You may say that they are also always a little boring because they always try to teach a lesson or to prophesy. That is true, but when you have comforted yourself with the firm conviction that prophecies of this kind are invariably and wildly wrong the disturbance which they cause in your mind will disappear. I have among my most treasured books one of the early nineteenth century, called Revelations of the Dead Alive, in which the end of our age and its opinions upon that age are presented, and it is all wrong! But it is very entertaining all the same. Most ridiculous but not least entertaining of such books are the Socialist books, the books showing humanity in the future all Socialist and going on like sticks. There is, indeed, another type of mournful Socialist book much more real and much more troubling, in which Socialism has failed, and the mass of men go on like slaves; but no matter. A prophecy (when it is scientific) is always and invariably absolutely and totally wrong:─and a great comfort it is to remember that!
Yet another sort of Fantastic Book is your Journey to Hell or to Heaven. There is one I have read and re-read. It is called The Outer Darkness. I shall never cease to read it. It is a journey to a sort of Hell, and these are as a rule more entertaining than the Heavenly journey, though why I cannot tell. Does the same hold true of Dante?
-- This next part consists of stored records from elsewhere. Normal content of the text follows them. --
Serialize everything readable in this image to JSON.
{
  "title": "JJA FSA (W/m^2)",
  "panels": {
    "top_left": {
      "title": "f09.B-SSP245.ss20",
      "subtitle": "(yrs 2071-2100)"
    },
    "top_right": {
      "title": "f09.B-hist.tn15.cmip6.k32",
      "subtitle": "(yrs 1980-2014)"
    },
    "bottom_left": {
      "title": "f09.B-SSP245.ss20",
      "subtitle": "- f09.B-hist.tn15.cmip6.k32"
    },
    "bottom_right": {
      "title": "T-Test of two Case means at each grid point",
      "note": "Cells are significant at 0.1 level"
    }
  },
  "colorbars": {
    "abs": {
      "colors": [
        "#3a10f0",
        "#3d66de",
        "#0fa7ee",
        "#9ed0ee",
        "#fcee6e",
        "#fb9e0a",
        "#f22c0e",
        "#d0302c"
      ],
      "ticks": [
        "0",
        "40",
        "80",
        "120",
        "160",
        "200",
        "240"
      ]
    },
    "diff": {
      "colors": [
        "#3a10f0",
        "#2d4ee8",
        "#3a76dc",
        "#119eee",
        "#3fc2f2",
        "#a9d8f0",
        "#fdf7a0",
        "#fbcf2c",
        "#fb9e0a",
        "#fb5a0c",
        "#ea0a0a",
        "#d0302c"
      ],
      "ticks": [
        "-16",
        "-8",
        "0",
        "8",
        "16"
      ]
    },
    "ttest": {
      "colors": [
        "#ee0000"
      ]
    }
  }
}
Lastly, and much the most rare and much the most valued of all are the books which are fantastic, though they cling to the present and to things known. In these I would include imaginary people in the Islands and in the Arctic, and even those which introduce half-rational beasts, for such books depend for their character not upon the matter of the fantasy, but upon the manner. There is a book called Ninety North, for instance, which is all about a race of people at the North Pole, but the power of the book resides not in the distance of the scene, but in the vision of the writer and in the little irony that trickles down every page.
Who collects them or preserves them─the Fantastic Books? No one, I think. They are not catalogued under a separate Heading. They puzzle the writers of Indices; they bewilder Librarians. They must be grouted out of the mass of rubbish as Pigs in the Perigord grout out truffles. There is no other way.
Also, in the Perigord, truffles are hunted with Hounds.